REPUBLIKA.CO.ID, SLEMAN -- Manajer Desain dan Pengembangan Budaya Perusahaan PLN, Syahrial Amin menilai, dunia industri begitu cepat berubah. Saat tidak mampu beradaptasi dengan keinginan pelanggan, perusahaan bisa jatuh walau sedang berada pada masa kejayaan.
Ia mencontohkan, perusahaan-perusahaan merek dagang seperti Nokia, BlackBerry dan Kodak yang terlalu nyaman dengan kejayaannya masanya. Ternyata, harus kehilangan konsumennya karena gagal beradaptasi terhadap inovasi dan keinginan konsumen.
Terutama, Syahrial mengingatkan, masuknya nasa revolusi industri 4.0 yang membawa disrupsi. Karenanya, tidak bisa lagi membayangkan suatu perusahaan dianggap besar hanya karena memiliki banyak aset yang terlihat dan bertebaran di mana-mana.
"Pada era disrupsi 4.0, kita justru bisa melihat perusahaan-perusahaan besar yang justru zero asset," kata Syahrial dalam bincang-bincang UII Integrated Career Days yang diselenggarakan DPKA Universitas Islam Indonesia (UII), Senin (22/2).
Ia melihat, perusahaan seperti layanan belanja dan transportasi daring, justru sangat minim kepemilikan aset, namun justru mampu mencetak angka valuasi hingga miliaran dolar. Ini menjadi contoh berkembangnya perusahaan berbasis teknologi.
Kondisi ini merupakan sebuah peringatan sekaligus kesempatan bagi semua orang untuk lebih bisa beradaptasi sekaligus berinovasi. Sehingga, pencari kerja dapat memenuhi kualifikasi yang dibutuhkan untuk bertahan pada era revolusi industri 4.0.
"Melihat apa yang sudah terjadi, kesimpulannya we need to manage this change for personally," ujar alumnus Prodi Psikologi UII tersebut.
Sedangkan, ia menekankan, dalam melakukan perubahan dan pengembangan diri secara personal pola pikir harus bisa diubah. Sebab, saat pola pikir sudah bermain dan mempengaruhi alam bawah sadar, muncul pilihan mengenai gambaran perilaku kita.

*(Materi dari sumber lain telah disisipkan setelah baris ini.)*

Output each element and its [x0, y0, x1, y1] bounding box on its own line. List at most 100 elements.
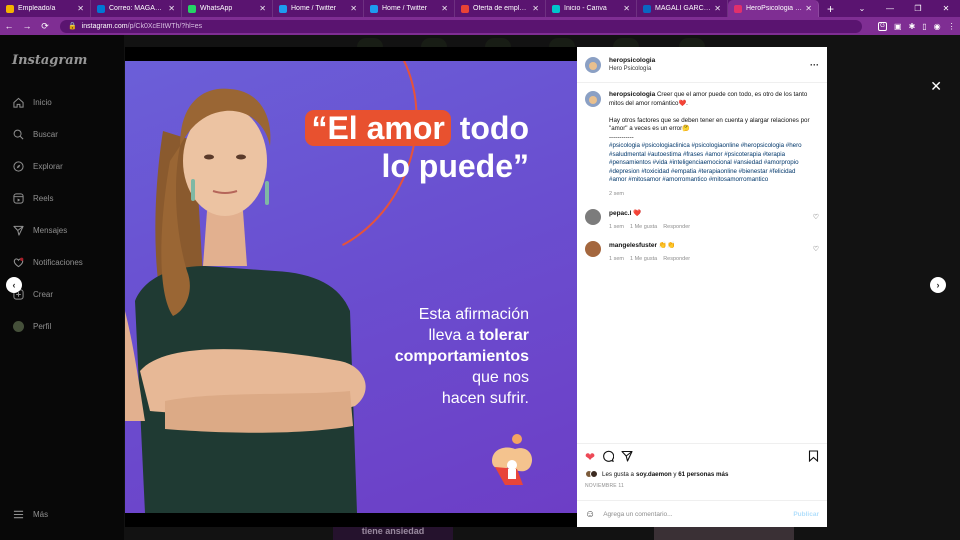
tab-close-icon[interactable]: ✕: [350, 4, 357, 13]
bookmark-icon[interactable]: [808, 449, 819, 465]
avatar[interactable]: [585, 56, 601, 73]
likes-summary: Les gusta a soy.daemon y 61 personas más: [585, 470, 819, 478]
browser-tab[interactable]: MAGALI GARCIA POR...✕: [637, 0, 728, 17]
next-post-arrow-icon[interactable]: ›: [930, 277, 946, 293]
tab-close-icon[interactable]: ✕: [805, 4, 812, 13]
screenshot-icon[interactable]: ▣: [894, 22, 902, 31]
tab-favicon-icon: [6, 4, 14, 13]
comment-reply-button[interactable]: Responder: [663, 224, 690, 230]
emoji-icon[interactable]: ☺: [585, 509, 595, 520]
body-line-4: que nos: [472, 369, 529, 386]
puzzle-icon[interactable]: ✱: [909, 22, 916, 31]
url-path: /p/Ck0XcEItWTh/?hl=es: [127, 22, 203, 30]
back-arrow-icon[interactable]: ←: [0, 21, 18, 31]
post-body-text: Esta afirmación lleva a tolerar comporta…: [395, 304, 529, 409]
headline-line-1: “El amor todo: [305, 109, 529, 147]
address-bar: ← → ⟳ 🔒 instagram.com/p/Ck0XcEItWTh/?hl=…: [0, 17, 960, 35]
extension-icon[interactable]: G: [878, 21, 887, 31]
comment-item: pepac.l ❤️ 1 sem 1 Me gusta Responder ♡: [577, 209, 827, 230]
body-line-1: Esta afirmación: [418, 306, 529, 323]
comment-composer: ☺ Agrega un comentario... Publicar: [577, 500, 827, 527]
post-image-frame: “El amor todo lo puede” Esta afirmación …: [125, 47, 577, 527]
tab-favicon-icon: [643, 4, 651, 13]
browser-tab[interactable]: Inicio - Canva ✕: [546, 0, 637, 17]
comment-username[interactable]: mangelesfuster: [609, 242, 657, 249]
comment-body: pepac.l ❤️ 1 sem 1 Me gusta Responder: [609, 209, 696, 230]
browser-tab-strip: Empleado/a✕Correo: MAGALI GAR...✕WhatsAp…: [0, 0, 960, 17]
instagram-page: tiene ansiedad Instagram Inicio Buscar E…: [0, 35, 960, 540]
comment-username[interactable]: pepac.l: [609, 210, 631, 217]
tab-label: Oferta de empleo refe...: [473, 5, 529, 12]
avatar[interactable]: [585, 241, 601, 257]
tab-close-icon[interactable]: ✕: [714, 4, 721, 13]
browser-tab[interactable]: Correo: MAGALI GAR...✕: [91, 0, 182, 17]
tab-label: Empleado/a: [18, 5, 56, 12]
more-options-icon[interactable]: ···: [810, 60, 819, 70]
post-header: heropsicologia Hero Psicología ···: [577, 47, 827, 83]
comment-reply-button[interactable]: Responder: [663, 256, 690, 262]
comment-like-heart-icon[interactable]: ♡: [813, 213, 819, 221]
likes-prefix: Les gusta a: [602, 470, 634, 478]
headline-line-2: lo puede”: [381, 148, 529, 184]
caption-hashtags[interactable]: #psicologia #psicologiaclinica #psicolog…: [609, 142, 802, 183]
previous-post-arrow-icon[interactable]: ‹: [6, 277, 22, 293]
tab-close-icon[interactable]: ✕: [77, 4, 84, 13]
minimize-icon[interactable]: —: [876, 4, 904, 13]
comment-like-heart-icon[interactable]: ♡: [813, 245, 819, 253]
browser-tab[interactable]: Home / Twitter ✕: [273, 0, 364, 17]
liker-avatar: [590, 470, 598, 478]
tab-close-icon[interactable]: ✕: [532, 4, 539, 13]
url-field[interactable]: 🔒 instagram.com/p/Ck0XcEItWTh/?hl=es: [60, 19, 862, 33]
tab-close-icon[interactable]: ✕: [259, 4, 266, 13]
close-window-icon[interactable]: ✕: [932, 4, 960, 13]
likes-count[interactable]: 61 personas más: [678, 471, 728, 478]
author-subtitle: Hero Psicología: [609, 66, 652, 72]
comment-age: 1 sem: [609, 224, 624, 230]
author-username[interactable]: heropsicologia: [609, 57, 655, 64]
sidepanel-icon[interactable]: ▯: [922, 22, 926, 31]
comment-bubble-icon[interactable]: [602, 450, 615, 465]
profile-icon[interactable]: ◉: [934, 22, 941, 31]
browser-tab[interactable]: Oferta de empleo refe...✕: [455, 0, 546, 17]
lock-icon[interactable]: 🔒: [68, 22, 77, 30]
browser-tab[interactable]: HeroPsicologia (@her...✕: [728, 0, 819, 17]
post-headline: “El amor todo lo puede”: [305, 109, 529, 185]
tab-close-icon[interactable]: ✕: [168, 4, 175, 13]
browser-tab[interactable]: Empleado/a ✕: [0, 0, 91, 17]
post-actions: ❤ Les gusta a soy.daemon y 61 personas m…: [577, 443, 827, 489]
post-date: NOVIEMBRE 11: [585, 483, 624, 489]
comment-likes[interactable]: 1 Me gusta: [630, 256, 657, 262]
tab-favicon-icon: [370, 4, 378, 13]
browser-tab[interactable]: WhatsApp ✕: [182, 0, 273, 17]
share-send-icon[interactable]: [621, 450, 633, 465]
tab-close-icon[interactable]: ✕: [441, 4, 448, 13]
publish-button[interactable]: Publicar: [793, 511, 819, 518]
extensions-area: G ▣ ✱ ▯ ◉ ⋮: [878, 21, 956, 31]
avatar[interactable]: [585, 209, 601, 225]
hero-brand-logo: [492, 434, 533, 485]
browser-tab[interactable]: Home / Twitter ✕: [364, 0, 455, 17]
post-image[interactable]: “El amor todo lo puede” Esta afirmación …: [125, 61, 577, 513]
caption-paragraph-2: Hay otros factores que se deben tener en…: [609, 116, 810, 133]
new-tab-icon[interactable]: +: [827, 2, 834, 16]
close-modal-icon[interactable]: ✕: [930, 78, 942, 95]
tab-close-icon[interactable]: ✕: [623, 4, 630, 13]
tab-label: Home / Twitter: [382, 5, 427, 12]
restore-icon[interactable]: ❐: [904, 4, 932, 13]
headline-rest: todo: [450, 110, 529, 146]
menu-kebab-icon[interactable]: ⋮: [948, 22, 956, 31]
caption-username[interactable]: heropsicologia: [609, 91, 655, 98]
forward-arrow-icon[interactable]: →: [18, 21, 36, 31]
comment-likes[interactable]: 1 Me gusta: [630, 224, 657, 230]
avatar[interactable]: [585, 91, 601, 107]
likes-user[interactable]: soy.daemon: [636, 471, 672, 478]
tab-favicon-icon: [734, 4, 742, 13]
like-heart-icon[interactable]: ❤: [585, 450, 595, 464]
url-host: instagram.com: [81, 22, 128, 30]
comment-input[interactable]: Agrega un comentario...: [603, 511, 672, 518]
comment-text: ❤️: [633, 210, 642, 217]
tab-favicon-icon: [552, 4, 560, 13]
tab-label: MAGALI GARCIA POR...: [655, 5, 711, 12]
reload-icon[interactable]: ⟳: [36, 21, 54, 32]
tab-search-icon[interactable]: ⌄: [848, 4, 876, 13]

"Maka, pola pikir sangat berpengaruh dalam manusia mengembangkan kemampuan," kata Syahrial.
Untuk itu, ia berpesan agar generasi muda bisa betul-betul mempersiapkan diri pada era disrupsi teknologi ini. Yang mana, Syahrial mengingatkan, persiapan-persiapan itu dapat dimulai dari pola pikir karena itu menjadi modal yang sangat penting.
"Bila dalam pemikiran kita sudah ragu dan tidak yakin pada masa depan kita, maka the way we learn, the way we make effort akan sangat berpengaruh, dan tidak akan maksimal dalam mempersiapkan diri," ujar Syahrial.